Most other entities, both for profit and not for profit, will find the chickens’ homeward journey a bit slower, but roost they will. The ludicrous website, the painful marketing brochure, the incomprehensible grant proposal, the unreadable novel will all have their consequences, and they will inevitably be monetary in nature. There is nothing more disastrous in today’s business environment than botched, bad communication. And, yes, the irony is delicious.

The usual point of having something translated is to broaden one’s base, expand markets, sell products, reach more customers, secure funding. A bad translation will not only not do that, it will, in fact, accomplish the opposite.

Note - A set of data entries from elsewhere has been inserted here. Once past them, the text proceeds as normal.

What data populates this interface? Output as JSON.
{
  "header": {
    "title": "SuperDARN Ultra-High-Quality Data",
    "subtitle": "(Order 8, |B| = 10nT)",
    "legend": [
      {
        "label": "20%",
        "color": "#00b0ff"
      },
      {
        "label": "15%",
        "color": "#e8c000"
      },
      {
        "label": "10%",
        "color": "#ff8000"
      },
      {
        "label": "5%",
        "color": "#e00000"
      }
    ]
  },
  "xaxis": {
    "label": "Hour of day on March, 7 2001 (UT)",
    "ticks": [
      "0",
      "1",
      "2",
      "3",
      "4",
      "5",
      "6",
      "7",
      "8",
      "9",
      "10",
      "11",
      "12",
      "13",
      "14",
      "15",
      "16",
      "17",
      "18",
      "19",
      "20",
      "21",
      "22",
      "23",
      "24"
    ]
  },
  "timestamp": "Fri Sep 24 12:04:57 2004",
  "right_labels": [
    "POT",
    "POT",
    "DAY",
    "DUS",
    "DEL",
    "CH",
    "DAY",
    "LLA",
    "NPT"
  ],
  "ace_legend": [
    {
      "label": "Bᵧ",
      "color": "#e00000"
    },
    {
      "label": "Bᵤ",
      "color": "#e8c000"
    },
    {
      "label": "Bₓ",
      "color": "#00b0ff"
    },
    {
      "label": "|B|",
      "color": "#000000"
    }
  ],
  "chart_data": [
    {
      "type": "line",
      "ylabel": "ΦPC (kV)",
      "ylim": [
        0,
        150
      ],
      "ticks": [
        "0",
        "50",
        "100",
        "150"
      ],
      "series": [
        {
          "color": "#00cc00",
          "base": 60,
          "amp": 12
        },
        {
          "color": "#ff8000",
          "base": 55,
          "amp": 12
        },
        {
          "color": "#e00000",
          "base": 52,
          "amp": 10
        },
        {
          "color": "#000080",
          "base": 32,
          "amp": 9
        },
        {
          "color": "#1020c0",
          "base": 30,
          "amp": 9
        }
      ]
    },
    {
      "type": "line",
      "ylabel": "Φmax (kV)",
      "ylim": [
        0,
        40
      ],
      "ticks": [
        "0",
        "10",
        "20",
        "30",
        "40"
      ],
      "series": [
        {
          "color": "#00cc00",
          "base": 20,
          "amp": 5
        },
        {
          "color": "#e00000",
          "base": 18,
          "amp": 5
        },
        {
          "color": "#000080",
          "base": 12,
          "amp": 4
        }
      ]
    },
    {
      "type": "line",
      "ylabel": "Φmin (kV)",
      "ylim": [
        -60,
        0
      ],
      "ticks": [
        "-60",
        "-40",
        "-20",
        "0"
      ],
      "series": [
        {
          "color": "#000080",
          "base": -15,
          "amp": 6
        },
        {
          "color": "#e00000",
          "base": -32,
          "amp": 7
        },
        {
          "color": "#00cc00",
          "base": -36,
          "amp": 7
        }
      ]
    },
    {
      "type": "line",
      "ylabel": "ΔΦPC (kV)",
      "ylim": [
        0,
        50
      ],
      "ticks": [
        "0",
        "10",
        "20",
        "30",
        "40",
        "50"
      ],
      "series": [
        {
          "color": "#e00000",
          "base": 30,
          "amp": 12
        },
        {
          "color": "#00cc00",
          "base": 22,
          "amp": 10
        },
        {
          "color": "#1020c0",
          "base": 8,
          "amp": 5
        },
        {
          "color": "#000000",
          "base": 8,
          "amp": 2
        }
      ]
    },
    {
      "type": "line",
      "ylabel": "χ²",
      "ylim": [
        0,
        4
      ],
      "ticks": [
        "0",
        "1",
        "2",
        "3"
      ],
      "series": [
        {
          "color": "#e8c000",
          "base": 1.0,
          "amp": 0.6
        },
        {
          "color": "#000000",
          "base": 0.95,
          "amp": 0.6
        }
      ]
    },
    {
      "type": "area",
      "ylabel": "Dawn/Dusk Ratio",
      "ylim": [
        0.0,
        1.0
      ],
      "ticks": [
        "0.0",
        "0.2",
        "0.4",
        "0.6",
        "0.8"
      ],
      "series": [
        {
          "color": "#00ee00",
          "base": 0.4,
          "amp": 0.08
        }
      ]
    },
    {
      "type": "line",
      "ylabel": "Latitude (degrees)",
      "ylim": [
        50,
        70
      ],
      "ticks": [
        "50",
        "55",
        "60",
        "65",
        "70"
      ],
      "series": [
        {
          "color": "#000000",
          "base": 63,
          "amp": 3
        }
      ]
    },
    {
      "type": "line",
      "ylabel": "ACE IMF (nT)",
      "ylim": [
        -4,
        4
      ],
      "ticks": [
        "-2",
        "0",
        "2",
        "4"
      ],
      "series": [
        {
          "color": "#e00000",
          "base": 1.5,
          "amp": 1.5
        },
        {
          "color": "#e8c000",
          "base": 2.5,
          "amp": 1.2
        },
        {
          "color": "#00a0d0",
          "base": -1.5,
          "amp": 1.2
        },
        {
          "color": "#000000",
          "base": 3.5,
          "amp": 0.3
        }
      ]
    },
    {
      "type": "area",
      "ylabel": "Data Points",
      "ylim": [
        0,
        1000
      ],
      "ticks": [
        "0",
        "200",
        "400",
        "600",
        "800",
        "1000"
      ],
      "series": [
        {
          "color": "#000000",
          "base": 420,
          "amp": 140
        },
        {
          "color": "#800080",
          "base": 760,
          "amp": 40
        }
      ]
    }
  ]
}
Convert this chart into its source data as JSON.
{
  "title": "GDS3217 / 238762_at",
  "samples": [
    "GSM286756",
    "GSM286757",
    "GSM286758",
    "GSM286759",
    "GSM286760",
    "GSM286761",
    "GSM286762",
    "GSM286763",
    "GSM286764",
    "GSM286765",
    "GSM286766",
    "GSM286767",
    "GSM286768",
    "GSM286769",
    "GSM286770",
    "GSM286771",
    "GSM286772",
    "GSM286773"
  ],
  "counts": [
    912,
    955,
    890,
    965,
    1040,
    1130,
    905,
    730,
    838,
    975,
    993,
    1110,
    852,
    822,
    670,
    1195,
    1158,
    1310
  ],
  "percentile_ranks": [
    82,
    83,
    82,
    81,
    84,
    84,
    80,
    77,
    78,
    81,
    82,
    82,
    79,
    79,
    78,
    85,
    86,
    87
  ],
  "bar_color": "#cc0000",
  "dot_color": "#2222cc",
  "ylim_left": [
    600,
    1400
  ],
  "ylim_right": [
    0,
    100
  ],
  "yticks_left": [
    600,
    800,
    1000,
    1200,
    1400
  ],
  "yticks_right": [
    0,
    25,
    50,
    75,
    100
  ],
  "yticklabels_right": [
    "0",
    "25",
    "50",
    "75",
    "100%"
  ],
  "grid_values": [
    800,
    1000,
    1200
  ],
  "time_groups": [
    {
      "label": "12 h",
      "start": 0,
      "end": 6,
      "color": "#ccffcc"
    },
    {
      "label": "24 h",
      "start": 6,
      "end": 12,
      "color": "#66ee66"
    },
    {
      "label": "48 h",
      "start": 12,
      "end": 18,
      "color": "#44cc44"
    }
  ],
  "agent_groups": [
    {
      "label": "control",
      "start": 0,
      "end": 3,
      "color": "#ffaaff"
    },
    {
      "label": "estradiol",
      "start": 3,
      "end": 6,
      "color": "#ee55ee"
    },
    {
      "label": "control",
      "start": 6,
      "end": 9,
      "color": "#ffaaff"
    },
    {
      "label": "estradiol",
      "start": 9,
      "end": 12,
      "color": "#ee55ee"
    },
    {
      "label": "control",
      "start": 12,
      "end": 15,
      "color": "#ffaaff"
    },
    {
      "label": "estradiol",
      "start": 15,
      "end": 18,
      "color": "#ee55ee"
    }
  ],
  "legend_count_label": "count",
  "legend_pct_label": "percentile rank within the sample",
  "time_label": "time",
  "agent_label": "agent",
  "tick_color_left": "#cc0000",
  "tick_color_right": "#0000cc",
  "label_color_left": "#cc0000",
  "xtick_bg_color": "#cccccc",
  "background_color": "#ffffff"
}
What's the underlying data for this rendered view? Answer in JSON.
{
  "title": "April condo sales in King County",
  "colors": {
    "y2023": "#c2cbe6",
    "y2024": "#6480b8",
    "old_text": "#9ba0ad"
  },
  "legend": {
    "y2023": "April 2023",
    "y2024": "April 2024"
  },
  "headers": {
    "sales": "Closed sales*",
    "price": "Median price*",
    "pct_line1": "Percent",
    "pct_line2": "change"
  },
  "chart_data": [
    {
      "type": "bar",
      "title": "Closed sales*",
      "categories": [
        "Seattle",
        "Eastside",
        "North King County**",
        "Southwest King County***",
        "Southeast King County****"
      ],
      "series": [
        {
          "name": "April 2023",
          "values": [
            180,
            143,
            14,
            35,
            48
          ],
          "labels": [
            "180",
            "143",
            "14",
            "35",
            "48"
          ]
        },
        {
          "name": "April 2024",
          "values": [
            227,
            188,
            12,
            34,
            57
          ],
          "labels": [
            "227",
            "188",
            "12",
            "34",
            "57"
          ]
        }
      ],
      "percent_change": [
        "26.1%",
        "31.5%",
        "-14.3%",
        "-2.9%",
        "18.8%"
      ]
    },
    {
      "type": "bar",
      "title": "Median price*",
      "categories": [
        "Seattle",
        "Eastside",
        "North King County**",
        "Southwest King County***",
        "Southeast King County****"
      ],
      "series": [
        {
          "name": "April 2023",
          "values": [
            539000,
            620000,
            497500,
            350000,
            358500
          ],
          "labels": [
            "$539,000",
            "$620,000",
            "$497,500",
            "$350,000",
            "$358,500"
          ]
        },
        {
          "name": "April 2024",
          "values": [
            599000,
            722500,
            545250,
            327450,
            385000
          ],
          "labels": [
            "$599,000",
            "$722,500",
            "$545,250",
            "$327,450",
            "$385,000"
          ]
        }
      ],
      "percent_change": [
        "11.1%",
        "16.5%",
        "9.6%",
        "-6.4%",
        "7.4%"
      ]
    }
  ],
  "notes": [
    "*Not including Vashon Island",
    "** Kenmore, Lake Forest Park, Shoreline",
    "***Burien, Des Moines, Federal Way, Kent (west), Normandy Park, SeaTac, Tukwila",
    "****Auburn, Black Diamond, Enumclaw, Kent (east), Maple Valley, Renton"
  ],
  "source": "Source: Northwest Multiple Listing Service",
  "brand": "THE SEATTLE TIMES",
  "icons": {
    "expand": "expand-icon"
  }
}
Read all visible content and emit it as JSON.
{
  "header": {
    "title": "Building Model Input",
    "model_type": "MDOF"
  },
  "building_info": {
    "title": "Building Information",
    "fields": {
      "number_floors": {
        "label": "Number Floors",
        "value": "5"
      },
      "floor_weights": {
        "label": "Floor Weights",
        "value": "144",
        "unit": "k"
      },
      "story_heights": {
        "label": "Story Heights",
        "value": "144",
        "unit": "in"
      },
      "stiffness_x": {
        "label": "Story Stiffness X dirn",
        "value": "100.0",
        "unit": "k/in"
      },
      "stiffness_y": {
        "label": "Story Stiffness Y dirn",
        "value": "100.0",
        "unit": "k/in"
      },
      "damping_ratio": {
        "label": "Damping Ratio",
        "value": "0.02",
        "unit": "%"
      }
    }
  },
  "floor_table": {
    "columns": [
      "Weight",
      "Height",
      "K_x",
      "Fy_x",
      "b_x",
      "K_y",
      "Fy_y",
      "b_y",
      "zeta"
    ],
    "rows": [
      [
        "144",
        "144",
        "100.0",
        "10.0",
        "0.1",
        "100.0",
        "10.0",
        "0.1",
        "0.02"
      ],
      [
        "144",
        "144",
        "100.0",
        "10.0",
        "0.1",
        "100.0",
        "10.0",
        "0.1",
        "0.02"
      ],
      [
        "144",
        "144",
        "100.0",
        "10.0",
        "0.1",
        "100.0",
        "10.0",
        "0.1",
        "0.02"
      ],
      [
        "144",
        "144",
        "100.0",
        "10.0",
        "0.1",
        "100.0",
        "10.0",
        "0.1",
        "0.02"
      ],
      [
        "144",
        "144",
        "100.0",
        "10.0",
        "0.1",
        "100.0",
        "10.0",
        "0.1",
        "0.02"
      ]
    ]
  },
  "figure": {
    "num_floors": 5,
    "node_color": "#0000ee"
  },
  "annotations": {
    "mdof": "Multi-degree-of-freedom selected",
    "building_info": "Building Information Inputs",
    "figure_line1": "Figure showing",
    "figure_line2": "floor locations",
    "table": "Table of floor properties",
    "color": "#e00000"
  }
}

And if anyone has any doubts as to the ubiquity and widespread nature of this phenomena, I only have to point you once again to the major translator portals. There you will find translators asking for help with difficult words and phrases, where they are quickly met with a rush of responses [more on the “game” and its goals later]. The asker is often obviously not translating into his mother tongue, and the responses can be horrifying. They are frequently produced by idiots googling the precise phrase, with no accounting for, you know, actual meaning, usage, context or nuance. One is left with the firm conviction that none of these “translators” have ever actually read anything, studied anything or, god forbid, had a life.

And, thus, we can rest assured that the final product will be shoddy, useless, inexpedient and ultimately much more costly than if – heaven forbid! – the work had been done by a competent and fairly paid professional, regardless of where he might live.